House Republicans will pull a no-show, leader says

Published 5:15 pm Tuesday, February 18, 2020

SALEM — The first walkout of the 2020 legislative session has arrived.

Criticizing a session she believes is moving too quickly, House Republican Leader Christine Drazan announced Tuesday that members of her caucus will refuse to attend a floor session scheduled for 7 p.m.

If at least 21 of the chamber’s 22 Republicans follow through, the tactic would deny Democrats the two-thirds quorum needed to conduct business — stymieing progress as the chamber works to meet legislative deadlines.

“Tonight is really about pacing of the session and pacing of floor movement and allowing our members to have a little bit more time in between,” Drazan said Tuesday. “The schedule is a little bit grueling for the level of issues that are coming before us in committees right now.”

The specter of a potential Republican walkout has long loomed over the 2020 session, as GOP members have vowed to do anything they can to stop a bill aimed at curbing global warming that they believe will damage Oregon’s economy.

But Drazan’s announcement on Tuesday puts forward a strategy few considered: That Republicans might selectively refuse to show up based on how they’re feeling about the schedule Democratic leadership has set for a given day.

Drazan made clear her members would be in the building Wednesday morning, “with a smile on our face and ready to get back to work.” But she said her caucus would continue to assess whether the pacing of floor sessions meets its approval.

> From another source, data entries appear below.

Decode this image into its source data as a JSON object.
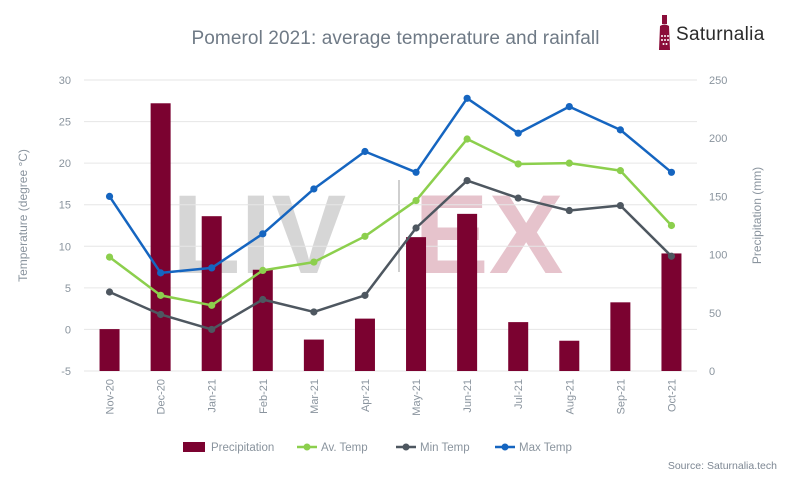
{
  "brand": {
    "name": "Saturnalia",
    "logo_icon": "wine-bottle-icon",
    "logo_color": "#8b0d3a"
  },
  "watermark": {
    "text_left": "LIV",
    "text_right": "EX"
  },
  "source_text": "Source: Saturnalia.tech",
  "colors": {
    "precipitation": "#7b0230",
    "av_temp": "#8ccf4d",
    "min_temp": "#4e5760",
    "max_temp": "#1565c0",
    "grid": "#e6e6e6",
    "axis_text": "#8a949e"
  },
  "chart_data": {
    "type": "bar+line",
    "title": "Pomerol 2021: average temperature and rainfall",
    "categories": [
      "Nov-20",
      "Dec-20",
      "Jan-21",
      "Feb-21",
      "Mar-21",
      "Apr-21",
      "May-21",
      "Jun-21",
      "Jul-21",
      "Aug-21",
      "Sep-21",
      "Oct-21"
    ],
    "ylabel_left": "Temperature (degree °C)",
    "ylabel_right": "Precipitation (mm)",
    "ylim_left": [
      -5,
      30
    ],
    "ylim_right": [
      0,
      250
    ],
    "yticks_left": [
      "-5",
      "0",
      "5",
      "10",
      "15",
      "20",
      "25",
      "30"
    ],
    "yticks_right": [
      "0",
      "50",
      "100",
      "150",
      "200",
      "250"
    ],
    "grid": true,
    "legend_position": "bottom",
    "series": [
      {
        "name": "Precipitation",
        "type": "bar",
        "axis": "right",
        "values": [
          36,
          230,
          133,
          87,
          27,
          45,
          115,
          135,
          42,
          26,
          59,
          101
        ]
      },
      {
        "name": "Av. Temp",
        "type": "line",
        "axis": "left",
        "values": [
          8.7,
          4.1,
          2.9,
          7.1,
          8.1,
          11.2,
          15.5,
          22.9,
          19.9,
          20.0,
          19.1,
          12.5
        ]
      },
      {
        "name": "Min Temp",
        "type": "line",
        "axis": "left",
        "values": [
          4.5,
          1.8,
          0.0,
          3.6,
          2.1,
          4.1,
          12.2,
          17.9,
          15.8,
          14.3,
          14.9,
          8.8
        ]
      },
      {
        "name": "Max Temp",
        "type": "line",
        "axis": "left",
        "values": [
          16.0,
          6.8,
          7.4,
          11.5,
          16.9,
          21.4,
          18.9,
          27.8,
          23.6,
          26.8,
          24.0,
          18.9
        ]
      }
    ]
  }
}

“We’ll have this conversation again tomorrow,” Drazan said. “What does the floor look like on that day?”

Republicans have already taken one unorthodox step to slow the movement of legislation through the House. The caucus has declined to waive rules mandating that bills be read in full before final passage — a concession that until recently was granted by the minority party with few exceptions.

The refusal to waive rules has ensured meetings of the full House drag on far longer than they would typically. At the floor session scheduled for Tuesday night, for instance, reading was scheduled to continue on a 53-page bill a clerk had started in on earlier in the day.

In a meeting with reporters, Drazan said Republicans are intent on slowing the rapid pace of bills moving through the building. She suggested that, beyond a few budgetary tweaks, there is no legislation that must pass during this 35-day session.

“Why would we waive rules?” she said “There are some budget glitches that we really do need to fix and we have ample opportunity to do that … There’s really no cause to expedite the process inside this building.”

House Speaker Tina Kotek, a Portland Democrat, responded to Drazan’s announcement by calling on her to reconsider, and explaining the rationale for calling an evening floor session.

“To this point, I have respected the House Republicans’ desire to read bills in full,” Kotek said in a statement “Doing so requires more floor time in order to meet the session’s deadlines and move bills over to the Senate. Our deadlines require that we move bills that have passed out of policy committees off the House floor by Thursday.”

In past walkouts — including one of the two carried out by Senate Republicans last year — Democrats asked the governor to send Oregon State Police after lawmakers to force them to come to work. It was unclear Tuesday what steps Kotek might take to address a potential no-show.